Summary: Testing a bank account statement with 2 users increased the likelihood of picking the best design from 50% to 76%.
In one early study, I compared two different designs of bank account information. With the first design, bank customers had a 56% success rate; with the second, they had a 76% success rate. The second design was also slightly faster to use and scored higher on a subjective satisfaction survey. These usability metrics, which we collected from a test of 152 users, clearly showed the second design's superiority.
In a second experiment, I gave both designs to two groups of students in a user interface course, and asked them which one they'd recommend to the bank. (Obviously, I didn't tell them how the designs had scored.)
Members of one group made their recommendation without conducting any user testing. They had only a 50% probability — that is, pure chance — of recommending the best design. In fact, the two designs looked almost the same and differed only in a few subtle points that our tests showed caused problems when bank customers checked their account information.

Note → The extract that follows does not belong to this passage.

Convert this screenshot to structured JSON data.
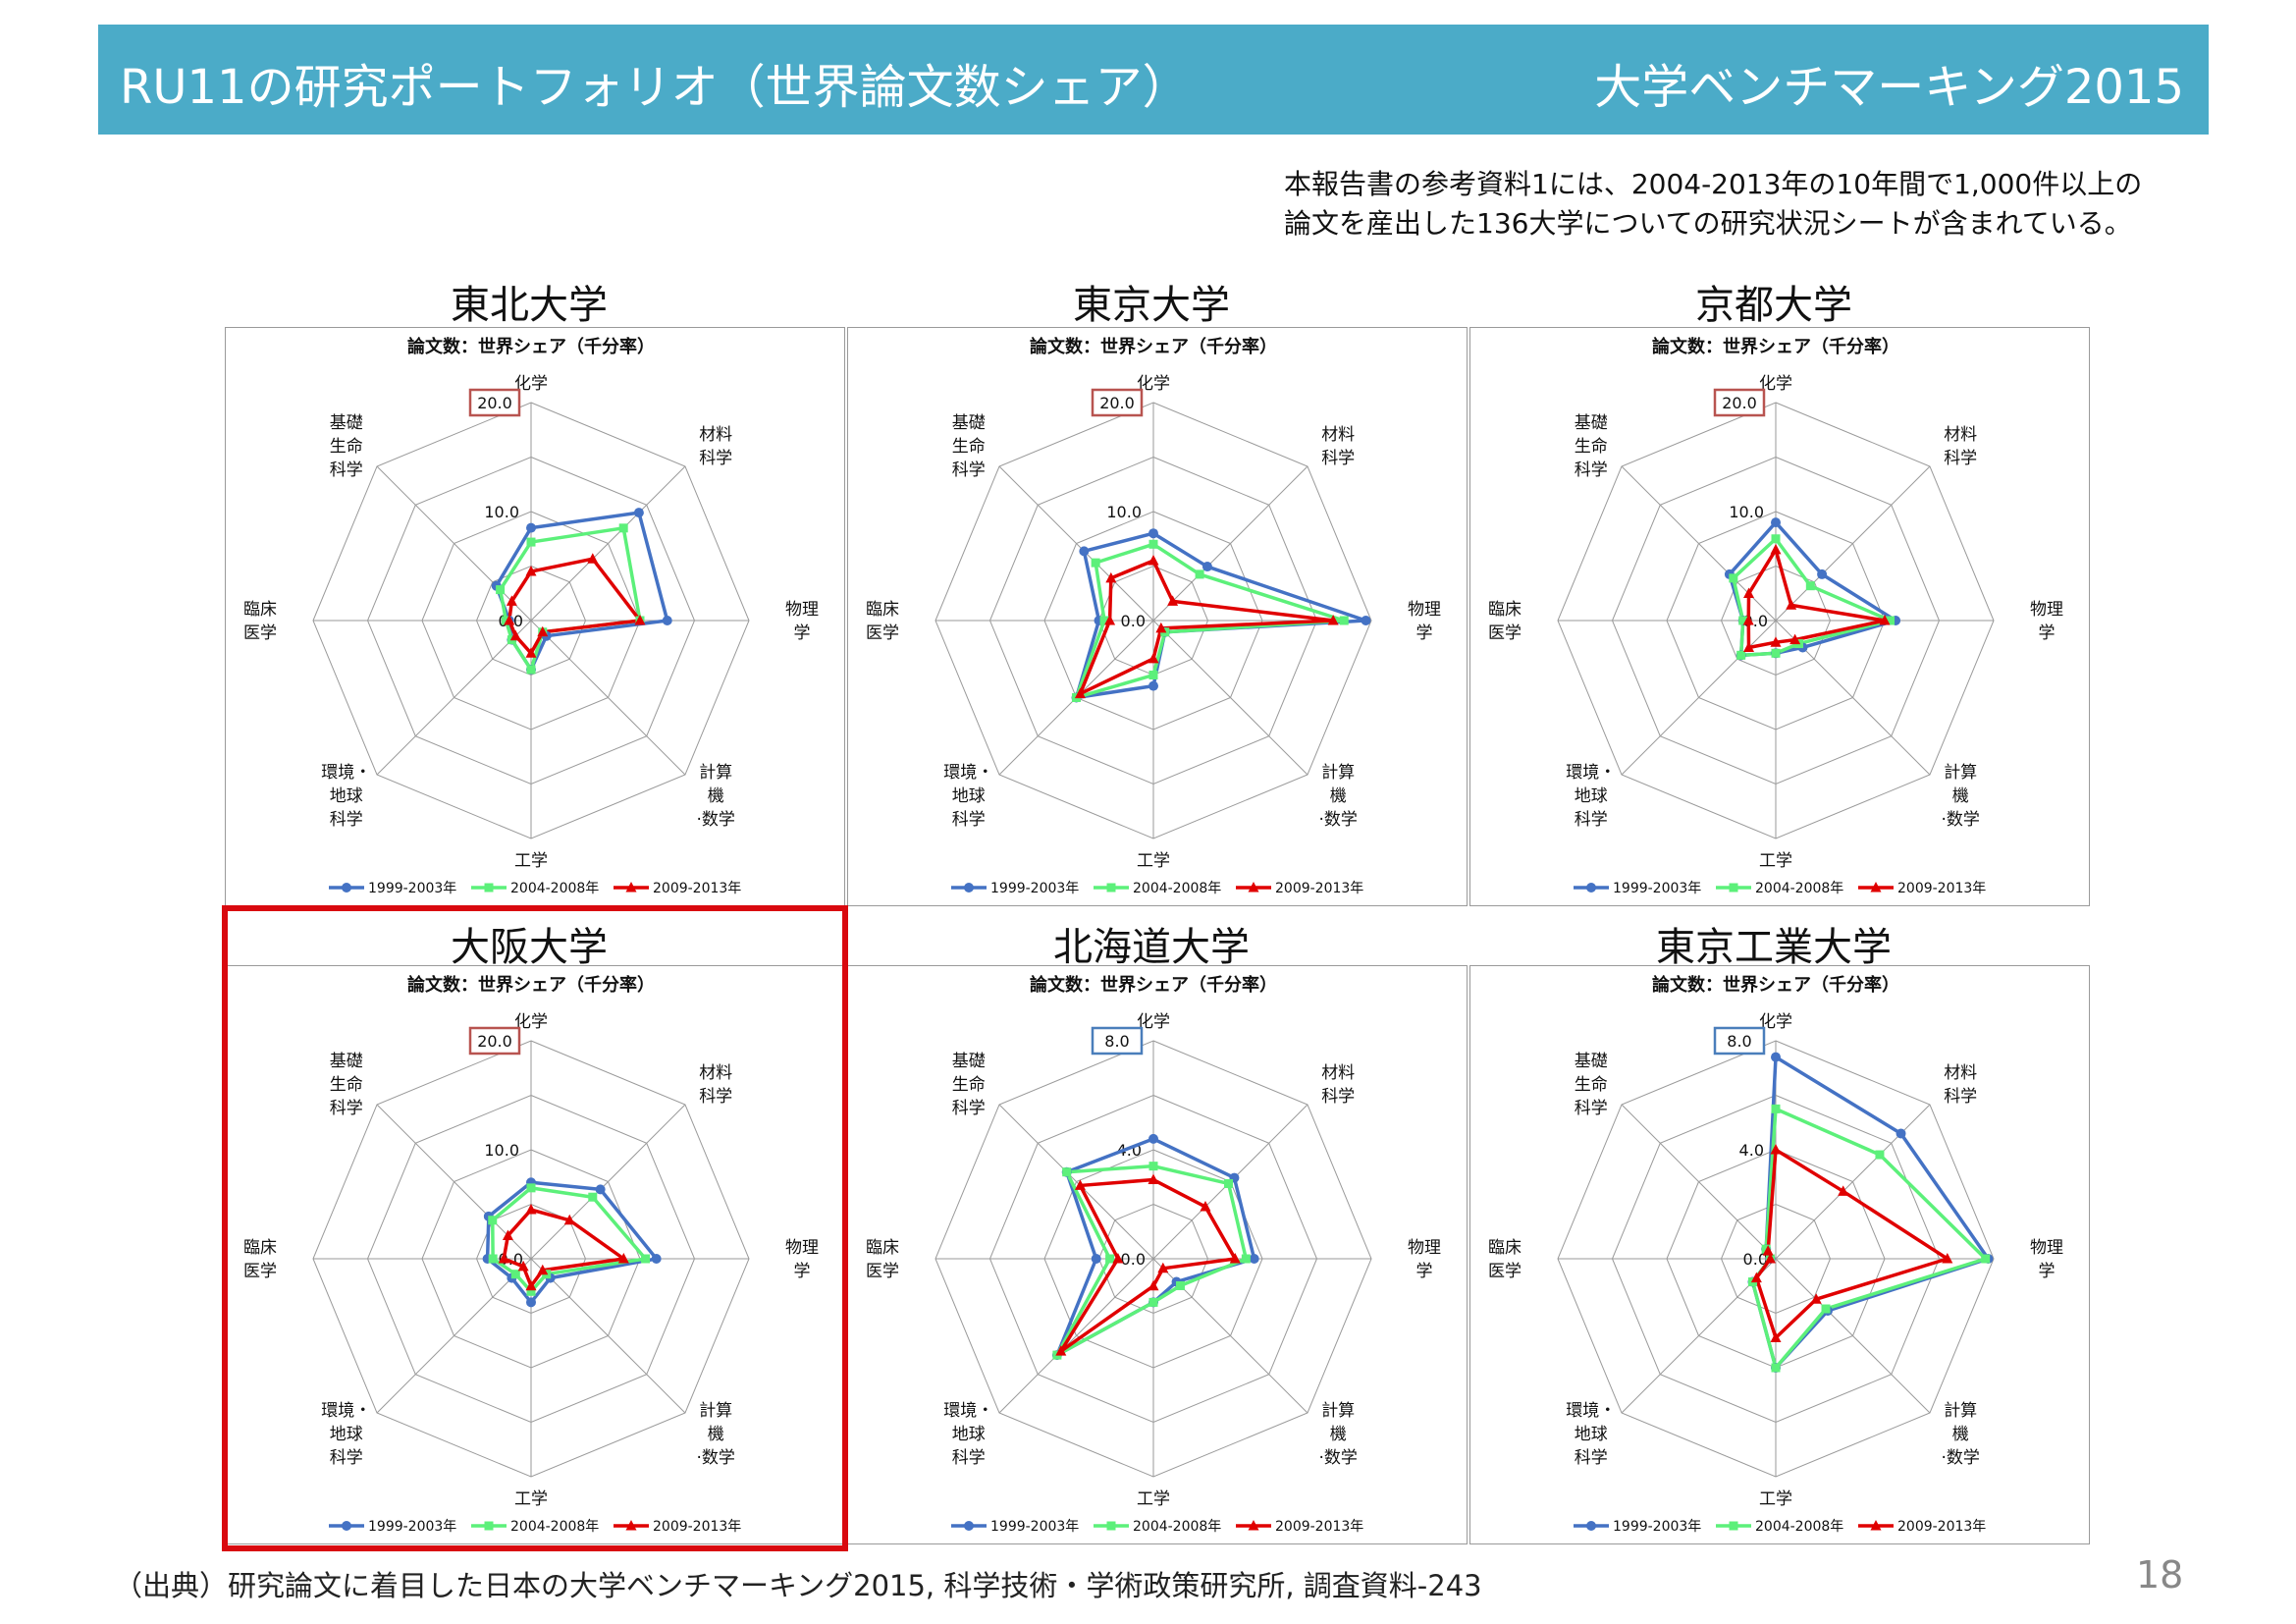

Members of the other group tested two users with each of the two designs. Basically, this is the smallest test possible if you want data from more than one person. Despite their minimal usability data, members of the second group had a 76% probability of recommending the best design.
Even though the people in the second group had done almost no usability work, they still performed vastly better than the people who relied purely on their own judgment. Assuming you prefer more than a 76% probability of design improvement, I usually recommend testing with five users per design, rather than two.